A human-made canteen for wild elephants

By YANG WENMING and XU QIAN / 10-25-2018 / (Chinese Social Sciences Today)

An Asian elephant in Xishuangbanna, Yunnan Province Photo: XINHUA
 


 

Elephant habitats have shrunk for hundreds of years due to human encroachment, displacing China’s last remaining Asian elephants to the forested area in southwestern Yunnan Province. In 1958, China established a natural conservation zone in Xishuangbanna, where governments adopted rescue and protection measures when wild Asian elephants were on the edge of dying off within the country.


“At that time, there were vast forests and sufficient food for wild Asian elephants to survive. Local governments didn’t restrict the scope of elephants’ activities, even though the animals sometimes raided crops in villages. Instead, they resettled the farmers living within the conservation zone and compensated the farmers on the zone brink, thus seeking a harmonious human-elephant relationship,” said Chen Mingyong, director of the Research Center for Asian Elephants at Yunnan University. However, land development in the tropical area became prevalent and the tropical forests outside the conservation zone gave way to cash crops, such as rubber and tea. Asian elephants didn’t eat these cash crops, making the dense artificial vegetation no more than a green desert.


The consistent conservation led to a growth in the elephant population. Also, forests replaced the wasteland, grasslands and sparser forests within the protected zone, leaving fewer choices and lower quantities for the wild elephants’ diet. More elephants were forced to wander into villages due to a lack of food, and they started to eat crops. Villagers had a fear of elephants because elephant attacks caused many human injuries and deaths. The wild animal, normally considered by local people an auspicious symbol, became a source of bitterness.


The human-elephant conflict became a challenge for Asian elephant conservation. Since 2000, Xishuangbanna Prefecture has grown a food base area for wild elephants within the conservation zone as a solution to the problem. This human-made “elephant canteen” expanded to nearly 700 square kilometers, attracting wild elephants as well as other species such as Indian bison, sambars, scorpions and macaques.


Initially, the base mainly had corn and sugar cane, but Guo Xianming, a senior engineer of the Management Bureau of Xishuangbanna Conservation Zone, found that “the elephants have changed their eating habit from the consumption of wild plants to a preference for crops.”
Starting in 2007, the canteen no longer grew crops, instead retaining the edible plants that were previously distributed in the area. It also grew more other fodder that elephants like, such as wild bananas and tiger grass.


No statistics indicate that the food base has reduced the frequency of crop raiding incidents, Guo said, but we have detected elephant presence in new areas, suggesting the expansion of wild elephant foraging. This has alleviated the human-elephant conflict.


However, the canteen supplies a limited amount of food. In his research, Chen found that a male adult wild elephant consumes more than 200 kilograms of food each day when it has a good appetite. “Over 240 varieties of wild plants and human-grown crops are elephant delicacies. Wild elephants eat rice and corn in farmlands, and they eat bananas and eucalyptus leaves in the wild,” Chen said.

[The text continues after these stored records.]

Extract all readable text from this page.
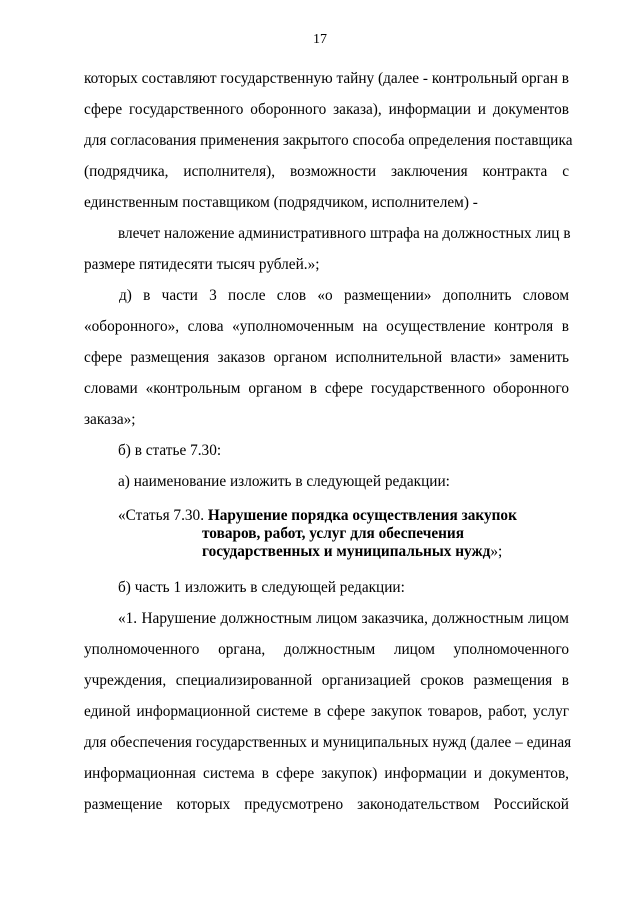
17
которых составляют государственную тайну (далее - контрольный орган в
сфере государственного оборонного заказа), информации и документов
для согласования применения закрытого способа определения поставщика
(подрядчика, исполнителя), возможности заключения контракта с
единственным поставщиком (подрядчиком, исполнителем) -
влечет наложение административного штрафа на должностных лиц в
размере пятидесяти тысяч рублей.»;
д) в части 3 после слов «о размещении» дополнить словом
«оборонного», слова «уполномоченным на осуществление контроля в
сфере размещения заказов органом исполнительной власти» заменить
словами «контрольным органом в сфере государственного оборонного
заказа»;
б) в статье 7.30:
а) наименование изложить в следующей редакции:
«Статья 7.30. Нарушение порядка осуществления закупок
товаров, работ, услуг для обеспечения
государственных и муниципальных нужд»;
б) часть 1 изложить в следующей редакции:
«1. Нарушение должностным лицом заказчика, должностным лицом
уполномоченного органа, должностным лицом уполномоченного
учреждения, специализированной организацией сроков размещения в
единой информационной системе в сфере закупок товаров, работ, услуг
для обеспечения государственных и муниципальных нужд (далее – единая
информационная система в сфере закупок) информации и документов,
размещение которых предусмотрено законодательством Российской
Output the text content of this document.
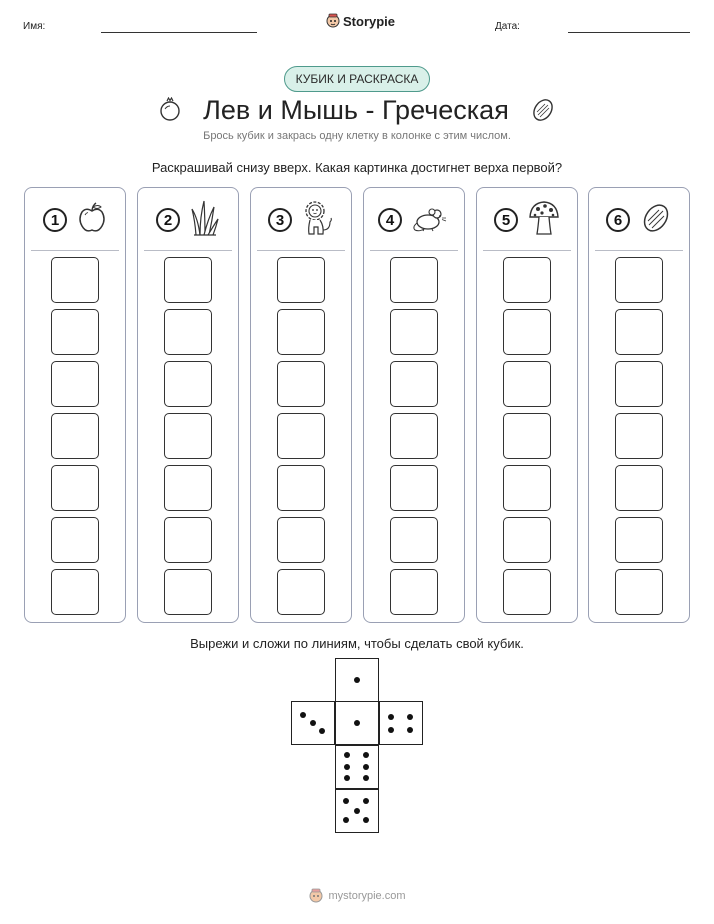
Имя:	Storypie	Дата:
КУБИК И РАСКРАСКА
Лев и Мышь - Греческая
Брось кубик и закрась одну клетку в колонке с этим числом.
Раскрашивай снизу вверх. Какая картинка достигнет верха первой?
1	2	3	4	5	6
Вырежи и сложи по линиям, чтобы сделать свой кубик.
mystorypie.com
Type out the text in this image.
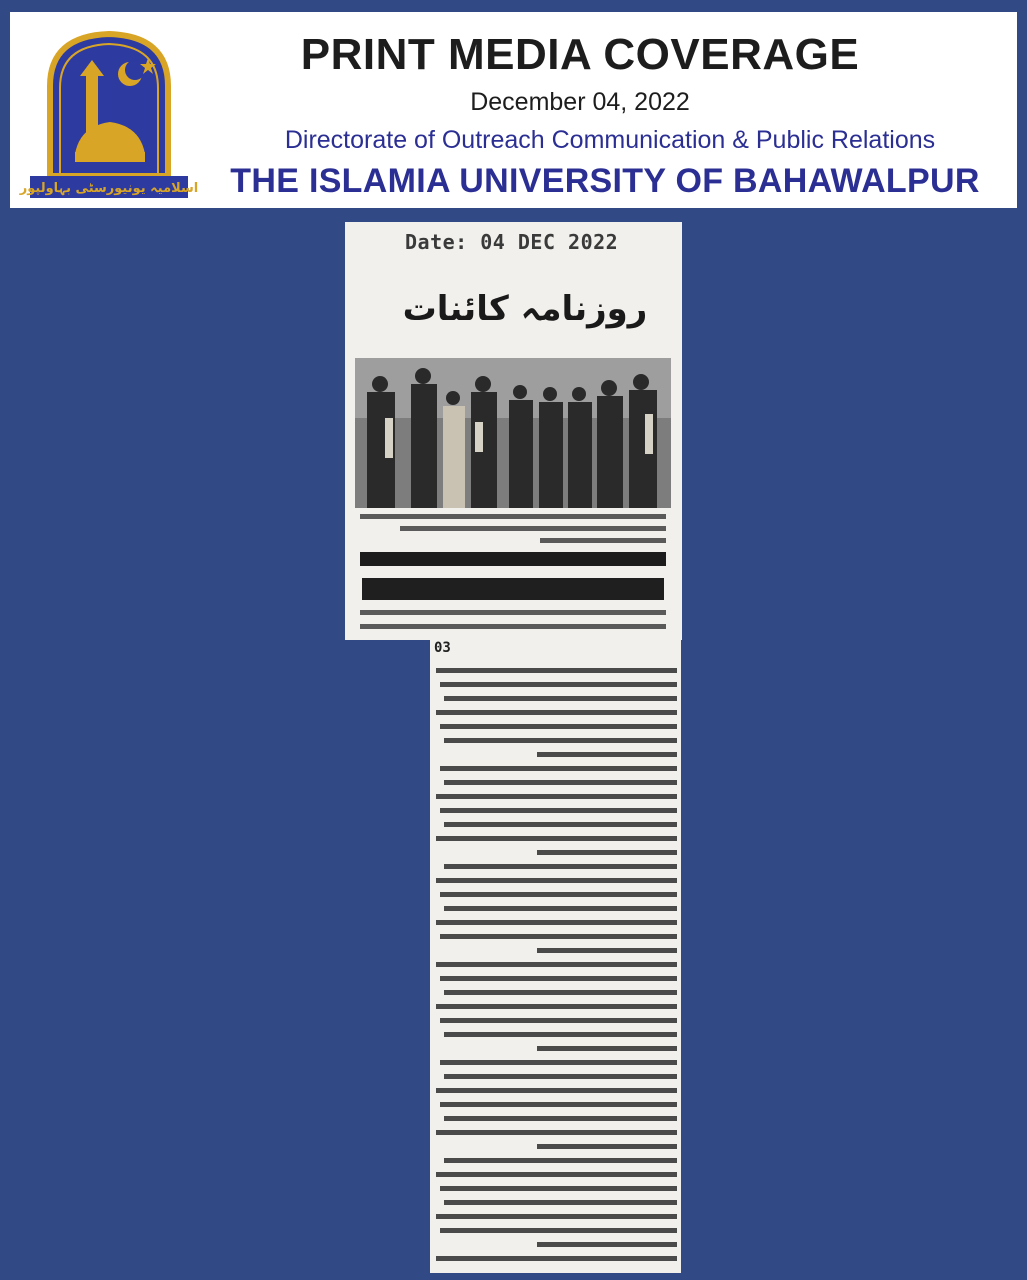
اسلامیہ یونیورسٹی بہاولپور
PRINT MEDIA COVERAGE
December 04, 2022
Directorate of Outreach Communication & Public Relations
THE ISLAMIA UNIVERSITY OF BAHAWALPUR
Date: 04 DEC 2022
روزنامہ کائنات
03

In fact, wild elephants may not prefer the canteen even if it did have sufficient food. Certain sections of farmland near the food base have been more attractive to them. “Crops have advantages in terms of taste, nutrients and yield. The canteen has failed to keep wild elephants from eating crops,” Chen said, arguing that the food base is not an effective solution to the human-elephant conflict caused by foraging, even though it does attract groups of elephants.


Also, the food base faces barriers in manpower and material resources, especially when it comes to funding. “There is no particular funding project. The operation is reliant on governments, companies and social organizations. It is difficult to continue the conservation work without funds,” Guo said. He suggested expanding the canteen’s area and planting more food in a bid to reduce crop destruction.


Traces of wild elephant activity are scarce within the conservation zone in Xishuangbanna. Some experts have proposed a new elephant food base at the core of the zone to draw the wild elephants back into the deep forests. But such advice runs contrary to current legal provisions that only permit approved observational research activities and prohibit the destruction of native trees.


“Apart from protection, wildlife management also matters. In the future, people should improve management efforts to reduce elephant attacks and destruction,” Chen said. Both humans and elephants need protection. He proposed pilot projects in the area where wild elephants often appear and leaving ample land for new protected area. Also, local villagers should separate their living space from the activity scope of wild elephants. In addition, the artificial regeneration and supplementary cultivation of elephant-diet plants will enable a better elephant habitat that meets elephants’ survival needs and ensures their population growth. This proposal, in accordance with existing law, could help avoid human-elephant conflict more effectively.

 

This article was translated from People’s Daily.